Pese a que las últimas entregas del erizo azul no han mantenido ese elevado nivel de calidad que caracterizaba la gran mayoría de sus producciones jugables hasta la época de Dreamcast, parece que los tiempos empiezan a cambiar. BioWare ha sabido jugar y trabajar con una licencia que todavía tiene muchas alegrías que dar a los usuarios de todo el mundo, elaborando una fina obra en las que ha sabido aportar su estilo. Pese a que no es perfecto, se trata de un juego muy bueno, al nivel de los mejores RPG de DS.
Sonic al rescate
Si por algo destaca Sonic Chronicles es por ser un juego puro de BioWare. El erizo azul y sus amigos aportan el estilo y las habilidades, y hasta cierto punto definen el mundo en el que se desarrolla la aventura. Pero es la compañía occidental la que se hace notar más durante el desarrollo del juego: un argumento que empieza con sencillez pero que se va complicando poco a poco, trasladándonos a distintos mundos y con infinidad de misiones secundarias que podemos decidir si realizar o no.
Es difícil contar las virtudes argumentales de Sonic Chronicles sin caer en el spoiler.

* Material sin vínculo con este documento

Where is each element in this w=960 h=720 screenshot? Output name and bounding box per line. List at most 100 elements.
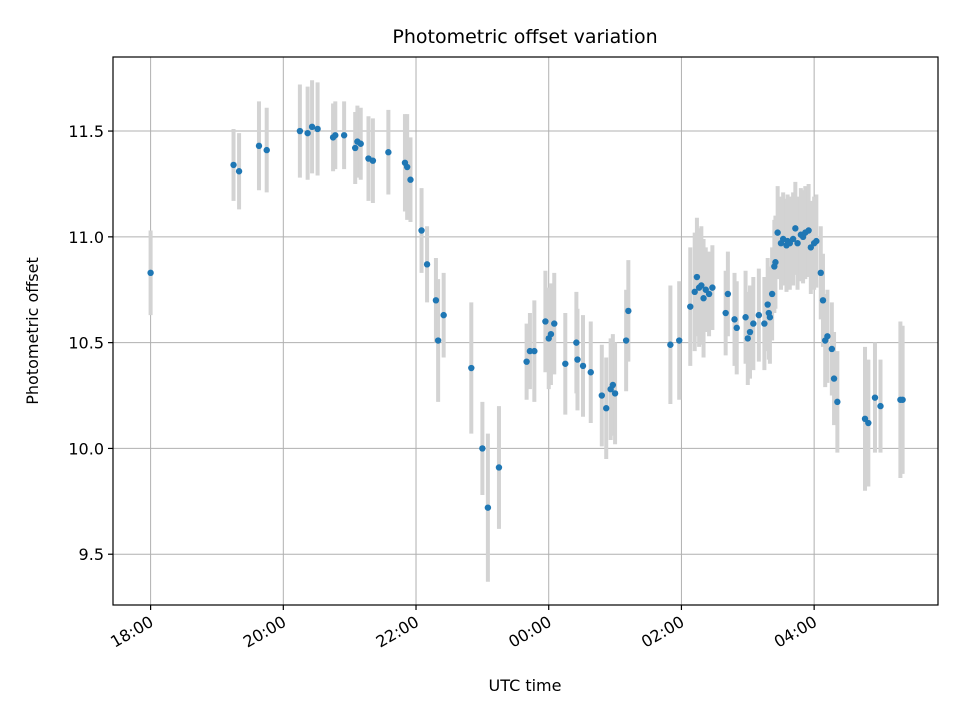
x-tick-label: 02:00 [638, 612, 687, 652]
data-point [263, 146, 270, 154]
data-point [733, 324, 740, 332]
data-point [574, 356, 581, 363]
data-point [722, 309, 729, 317]
data-point [813, 237, 820, 245]
data-point [768, 290, 776, 298]
data-point [385, 149, 392, 156]
data-point [304, 129, 311, 137]
data-point [296, 127, 304, 135]
data-point [484, 504, 492, 511]
y-tick-label: 11.5 [68, 122, 104, 141]
data-point [423, 261, 431, 268]
data-point [551, 320, 558, 327]
data-point [766, 314, 774, 321]
data-point [805, 227, 812, 234]
ticks-layer: 18:00 20:00 22:00 00:00 02:00 04:00 9.5 10.0 10.… [68, 122, 820, 651]
data-point [693, 273, 701, 281]
data-point [817, 269, 824, 277]
data-point [495, 464, 503, 471]
data-point [744, 335, 751, 342]
data-point [235, 168, 243, 175]
data-point [332, 132, 339, 139]
data-point [340, 132, 348, 139]
data-point [432, 297, 440, 304]
points-layer [147, 123, 906, 511]
data-point [407, 176, 414, 183]
x-tick-label: 18:00 [107, 612, 156, 652]
data-point [308, 123, 316, 131]
data-point [369, 157, 377, 164]
x-tick-label: 00:00 [505, 612, 554, 652]
data-point [865, 419, 872, 427]
data-point [698, 282, 705, 289]
data-point [761, 320, 768, 327]
data-point [547, 330, 555, 338]
data-point [828, 345, 836, 353]
data-point [351, 144, 359, 152]
data-point [755, 311, 763, 319]
data-point [792, 225, 799, 232]
data-point [479, 445, 486, 452]
plot-frame [112, 56, 939, 606]
data-point [877, 402, 884, 410]
data-point [746, 328, 754, 336]
y-tick-label: 9.5 [79, 545, 104, 564]
y-tick-label: 10.5 [68, 334, 104, 353]
data-point [700, 295, 707, 302]
data-point [750, 320, 757, 327]
data-point [667, 341, 674, 348]
data-point [573, 339, 580, 346]
data-point [147, 269, 154, 277]
x-tick-label: 20:00 [240, 612, 289, 652]
data-point [587, 369, 594, 376]
data-point [562, 360, 569, 367]
y-tick-label: 11.0 [68, 228, 104, 247]
y-axis-label: Photometric offset [23, 257, 42, 405]
chart-title: Photometric offset variation [392, 26, 657, 48]
data-point [625, 307, 632, 315]
error-bars-layer [148, 80, 905, 582]
data-point [794, 239, 801, 247]
data-point [434, 337, 442, 344]
data-point [440, 311, 447, 319]
data-point [255, 142, 263, 150]
data-point [603, 405, 610, 412]
data-point [403, 163, 411, 171]
data-point [724, 290, 732, 298]
data-point [742, 314, 749, 321]
data-point [526, 347, 534, 355]
data-point [819, 297, 827, 304]
x-tick-label: 04:00 [771, 612, 820, 652]
data-point [709, 284, 716, 291]
data-point [691, 288, 698, 296]
data-point [676, 337, 683, 344]
data-point [834, 398, 841, 406]
y-tick-label: 10.0 [68, 439, 104, 458]
data-point [871, 394, 879, 401]
data-point [705, 290, 713, 298]
data-point [687, 303, 694, 310]
data-point [830, 375, 838, 382]
data-point [579, 362, 587, 370]
data-point [314, 125, 321, 133]
data-point [357, 140, 364, 147]
data-point [523, 358, 530, 365]
data-point [774, 229, 781, 236]
x-axis-label: UTC time [489, 676, 562, 695]
data-point [609, 381, 617, 389]
data-point [611, 390, 619, 397]
data-point [622, 337, 630, 344]
data-point [772, 259, 779, 266]
data-point [789, 235, 797, 243]
data-point [418, 227, 425, 234]
data-point [731, 316, 738, 323]
data-point [542, 318, 549, 325]
data-point [598, 392, 606, 399]
data-point [764, 301, 771, 308]
data-point [899, 396, 906, 403]
data-point [230, 161, 237, 169]
x-tick-label: 22:00 [373, 612, 422, 652]
data-point [531, 347, 538, 355]
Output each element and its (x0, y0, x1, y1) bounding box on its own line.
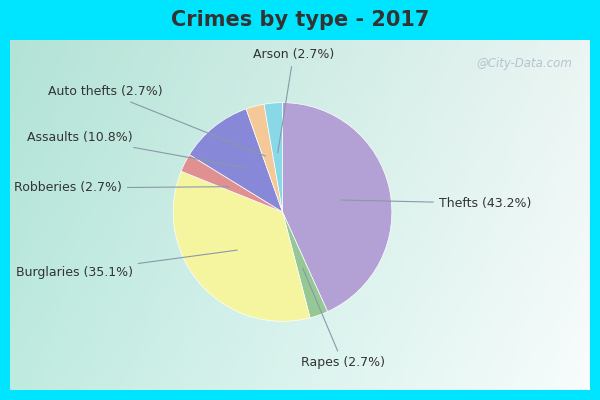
Text: @City-Data.com: @City-Data.com (476, 58, 572, 70)
Text: Auto thefts (2.7%): Auto thefts (2.7%) (47, 85, 265, 156)
Text: Arson (2.7%): Arson (2.7%) (253, 48, 334, 153)
Text: Crimes by type - 2017: Crimes by type - 2017 (171, 10, 429, 30)
Text: Thefts (43.2%): Thefts (43.2%) (341, 197, 531, 210)
Text: Assaults (10.8%): Assaults (10.8%) (27, 131, 244, 168)
Wedge shape (283, 103, 392, 312)
Text: Burglaries (35.1%): Burglaries (35.1%) (16, 250, 237, 279)
Text: Robberies (2.7%): Robberies (2.7%) (14, 182, 229, 194)
Wedge shape (181, 155, 283, 212)
Text: Rapes (2.7%): Rapes (2.7%) (301, 268, 385, 369)
Wedge shape (190, 109, 283, 212)
Wedge shape (246, 104, 283, 212)
Wedge shape (283, 212, 328, 318)
Wedge shape (264, 103, 283, 212)
Wedge shape (173, 171, 310, 321)
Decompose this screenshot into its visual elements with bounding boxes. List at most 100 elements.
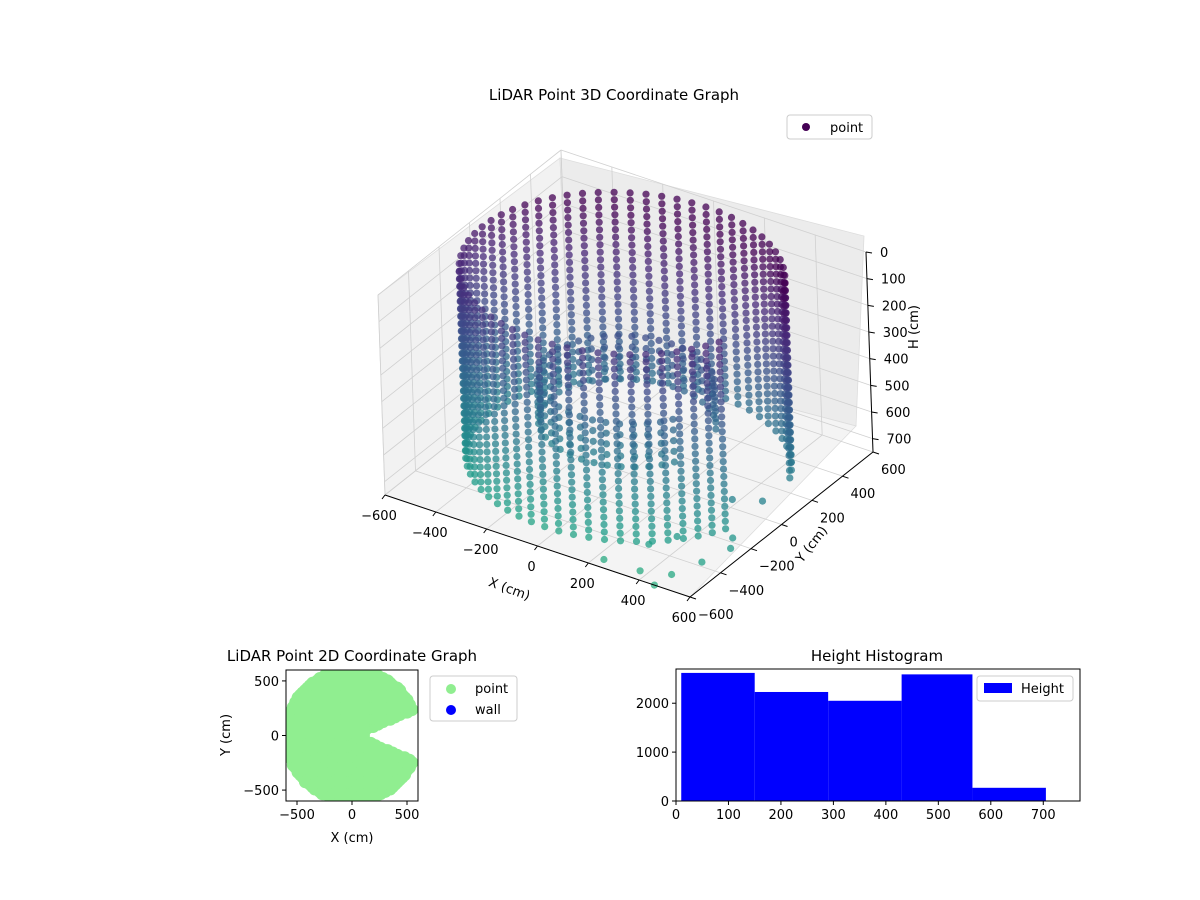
lidar-point-3d <box>522 361 530 369</box>
lidar-point-3d <box>781 279 789 287</box>
lidar-point-3d <box>524 436 533 444</box>
z-axis-label-3d: H (cm) <box>907 305 922 349</box>
lidar-point-3d <box>523 268 531 276</box>
lidar-point-3d <box>568 318 576 326</box>
lidar-point-3d <box>676 452 685 460</box>
lidar-point-3d <box>510 385 519 393</box>
lidar-point-3d <box>587 345 595 353</box>
lidar-point-3d <box>703 233 711 241</box>
lidar-point-3d <box>473 381 482 389</box>
lidar-point-3d <box>509 220 517 228</box>
lidar-point-3d <box>678 337 686 345</box>
lidar-point-3d <box>744 361 752 369</box>
lidar-point-3d <box>642 358 650 366</box>
lidar-point-3d <box>599 315 607 323</box>
lidar-point-3d <box>468 381 476 389</box>
lidar-point-3d <box>781 325 789 333</box>
lidar-point-3d <box>631 485 639 493</box>
lidar-point-3d <box>691 288 699 296</box>
lidar-point-3d <box>675 400 683 408</box>
lidar-point-3d <box>740 257 748 265</box>
lidar-point-3d <box>554 350 562 359</box>
lidar-point-3d <box>661 439 669 447</box>
lidar-point-3d <box>645 455 654 463</box>
lidar-point-3d <box>549 209 557 217</box>
lidar-point-3d <box>729 258 737 266</box>
lidar-point-3d <box>644 257 652 265</box>
lidar-point-3d <box>497 319 505 328</box>
y-tick-3d <box>811 499 819 503</box>
lidar-point-3d <box>475 418 483 426</box>
lidar-point-3d <box>487 328 496 336</box>
lidar-point-3d <box>632 515 640 523</box>
lidar-point-3d <box>676 277 684 285</box>
lidar-point-3d <box>588 356 596 364</box>
lidar-point-3d <box>551 415 559 423</box>
lidar-point-3d <box>704 394 712 402</box>
lidar-point-3d <box>702 210 710 219</box>
lidar-point-3d <box>509 333 517 341</box>
lidar-point-3d <box>567 448 575 456</box>
lidar-point-3d <box>476 463 484 471</box>
lidar-point-3d <box>569 508 577 516</box>
lidar-point-3d <box>785 444 793 452</box>
lidar-point-3d <box>677 322 686 330</box>
lidar-point-3d <box>551 430 560 438</box>
lidar-point-3d <box>499 248 507 256</box>
x-tick-label-histogram: 600 <box>978 808 1003 823</box>
lidar-point-3d <box>677 300 685 308</box>
lidar-point-3d <box>733 385 742 393</box>
lidar-point-3d <box>538 316 547 324</box>
lidar-point-3d <box>694 517 702 525</box>
lidar-point-3d <box>631 323 639 331</box>
x-tick-label-3d: 600 <box>672 611 697 626</box>
lidar-point-3d <box>537 411 545 419</box>
lidar-point-3d <box>598 293 606 301</box>
lidar-point-3d <box>484 485 492 493</box>
lidar-point-3d <box>510 363 518 371</box>
lidar-point-3d <box>755 390 763 398</box>
lidar-point-3d <box>689 383 697 391</box>
lidar-point-3d <box>679 344 687 352</box>
z-tick-label-3d: 500 <box>885 379 910 394</box>
lidar-point-3d <box>662 304 670 312</box>
lidar-point-3d <box>763 390 772 398</box>
lidar-point-3d <box>489 284 498 292</box>
lidar-point-3d <box>509 213 517 221</box>
lidar-point-3d <box>565 243 573 252</box>
lidar-point-3d <box>580 399 588 407</box>
lidar-point-3d <box>706 322 714 331</box>
lidar-point-3d <box>720 495 729 503</box>
lidar-point-3d <box>469 426 477 434</box>
lidar-point-3d <box>708 514 716 522</box>
lidar-point-3d <box>599 338 608 346</box>
lidar-point-3d <box>626 189 634 197</box>
lidar-point-3d <box>565 411 574 419</box>
lidar-point-3d <box>690 420 698 428</box>
lidar-point-3d <box>769 345 777 353</box>
lidar-point-3d <box>501 439 509 447</box>
lidar-point-3d <box>488 231 496 239</box>
lidar-point-3d <box>554 497 562 505</box>
lidar-point-3d <box>534 336 542 344</box>
lidar-point-3d <box>476 456 484 464</box>
lidar-point-3d <box>658 200 666 208</box>
x-tick-label-histogram: 700 <box>1031 808 1056 823</box>
lidar-point-3d <box>499 255 507 264</box>
lidar-point-3d <box>659 237 667 245</box>
lidar-point-3d <box>537 426 545 434</box>
lidar-point-3d <box>629 278 637 287</box>
lidar-point-3d <box>751 286 759 294</box>
lidar-point-3d <box>566 273 574 281</box>
lidar-point-3d <box>499 372 507 380</box>
lidar-point-3d <box>460 244 468 252</box>
lidar-point-3d <box>537 286 546 295</box>
lidar-point-3d <box>689 375 697 383</box>
lidar-point-3d <box>597 431 605 439</box>
lidar-point-3d <box>648 530 656 538</box>
lidar-point-3d <box>597 271 605 279</box>
lidar-point-3d <box>630 478 639 486</box>
z-tick-3d <box>870 384 877 387</box>
lidar-point-3d <box>580 384 588 392</box>
lidar-point-3d <box>626 366 635 374</box>
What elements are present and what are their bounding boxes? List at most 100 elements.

Todo empieza en Green Hill, con un Sonic recién llegado después de una larga ausencia, algo que algunos de sus compañeros no dudan en echarle en cara. Se suponía que el mundo estaba en paz después de que nuestros protagonistas hubiesen acabado con el doctor Robotnick por enésima vez, aunque esta vez parecía ser la definitiva, pues los daños infligidos a su infraestructura eran importantes.
Sin embargo, una misteriosa raza alienígena, unos entes de color negro conocidos como Marauders, han llegado al mundo de Sonic y sus amigos y se han llevado la Master Emerald y las demás esmeraldas del Caos. Además, Knuckles ha desaparecido, y lo primero que haremos será partir en su búsqueda, para salvarle de su cautiverio. Las cosas se irán complicando y, después de atravesar cinco escenarios diferentes en nuestro mundo, nos iremos al espacio exterior para el segundo acto del juego; cinco nuevas localizaciones en planetas lejanos, cada uno con sus propias formas de vida.